Очевидно, сходные перегруппировки мотивов происходят и с другими персонажами «Доктора Живаго», к примеру, все та же И.А. Суханова указывает на соотнесенность комиссара Гинца с Петей Ростовым8 . Нам, в свою очередь, представляется, что не менее обоснованным было бы проследить развитие и перераспределение некоторых мотивов, связанных с главными персонажами романов.

Так, на мотивном уровне Лара систематически соотносится с Наташей Ростовой, Антипов/Стрельников и Живаго сложно соотнесены с князем Андреем и Пьером.

Ключевой сценой (а шире — главой) в завязке всех этих соотнесений становится «Елка у Свентицких». Сам сюжет бала, праздника, где завязываются отношения главных героев и откуда они уезжают к смертному одру родителей, что-то наподобие «Где стол был яств, там гроб стоит…», вряд ли может не отсылать к знаменитым эпизодам именин Наташи Ростовой. Именно этот вечер, этот день в календаре романа Толстого определяет будущее персонажей. Во-первых, он календарно совпадает с днем Бородинского сражения, во-вторых, именно здесь Пьер и Наташа символически определяются как суженые — сидят напротив (хотя это и спрятано за упоминанием о том, что напротив Наташи сидел ее первый «жених», Борис), танцуют («она танцовала с большим…»), упоминанием о Пьере же Наташа заканчивает задушевную беседу с Соней: «А знаешь, этот толстый Пьер, что напротив меня сидел, такой смешной!». В то же время за шестым англезом, как известно, с графом сделался шестой удар.
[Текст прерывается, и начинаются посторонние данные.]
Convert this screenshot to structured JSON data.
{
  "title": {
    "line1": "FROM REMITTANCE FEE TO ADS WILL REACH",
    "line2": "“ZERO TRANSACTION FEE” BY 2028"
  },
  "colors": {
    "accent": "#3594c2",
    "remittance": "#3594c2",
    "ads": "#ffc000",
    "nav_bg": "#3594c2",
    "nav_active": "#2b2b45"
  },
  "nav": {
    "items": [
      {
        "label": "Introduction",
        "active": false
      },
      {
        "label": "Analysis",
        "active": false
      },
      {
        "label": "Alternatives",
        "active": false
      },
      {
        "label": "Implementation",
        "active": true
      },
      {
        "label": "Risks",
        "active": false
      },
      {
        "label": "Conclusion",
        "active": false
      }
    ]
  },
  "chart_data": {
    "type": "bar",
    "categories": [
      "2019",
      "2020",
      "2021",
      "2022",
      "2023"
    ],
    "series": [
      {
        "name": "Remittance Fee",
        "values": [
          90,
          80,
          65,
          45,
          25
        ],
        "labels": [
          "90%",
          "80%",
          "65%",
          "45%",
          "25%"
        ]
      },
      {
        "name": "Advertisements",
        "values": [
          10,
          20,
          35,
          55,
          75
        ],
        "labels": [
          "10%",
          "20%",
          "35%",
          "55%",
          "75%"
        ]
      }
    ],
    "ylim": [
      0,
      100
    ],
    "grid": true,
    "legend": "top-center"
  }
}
В «Докторе Живаго» день елки у Свентицких также надолго определяет судьбу главных героев. Во-первых, это день, когда Юра видит свечу в окне квартиры в Камергерском переулке, свечу, которая становится в его поэтическом воображении символом любви, «судьбы скрещений» и т. д., свечу, которая стоит на том самом столе, на котором потом будет стоять его гроб. Кроме того, сам «Мучной городок», где и происходит празднование елки, станет одним из последних пристанищ Живаго. Во-вторых, это, судя по всему, единственный день в жизни Лары, когда она виделась сразу со всеми тремя своими «мужьями»: с Антиповым до елки, с Живаго и Комаровским уже у Свентицких. Мало того что впоследствии эта встреча, наряду со встречей в комнатах гостиницы «Черногория», станет существенным доказательством высшей предназначенности Лары и Юры друг другу, так и сама сюжетная ситуация в какой-то степени предрекает судьбу всех персонажей. Именно здесь Живаго впервые видит Тоню как женщину и любуется ею, именно в этот день между Антиповым и Ларой было решено венчаться как можно скорее. Ларина попытка отомстить Комаровскому оборачивается новым витком их взаимоотношений, который мог бы вернуть все «на круги своя», если бы не благородство Кологривова. Тем самым намечена перспектива их дальнейших взаимоотношений: каждый шаг Лары прочь от истории ее совращения делает ее все ближе к совратителю. Когда после свадьбы, в первую брачную ночь Лара рассказывает Антипову о своем прошлом, она тем самым совершает весомый вклад в формирование Стрельникова как мстителя, человека, который «мечтал стать судьей между жизнью и коверкающими ее темными началами, выйти на ее защиту и отомстить за нее» (любопытно отметить, что свадьба состоялась на Духов день, то есть в день, когда апостолы заговорили на разных языках, равно как после признаний этой ночи «на разных языках» начали говорить друг с другом новобрачные). Бегство Лары и Живаго из Юрятина в Варыкино, не в последнюю очередь бегство от Комаровского, оказывается последним шагом перед возвращением Лары в его власть. Этот принцип порабощения в романе сформулирован самим Живаго — «Каким-то уголком своего отвращения ты, может быть, в большем подчинении у него, чем у кого бы то ни было другого, кого ты любишь по доброй воле, без принуждения…».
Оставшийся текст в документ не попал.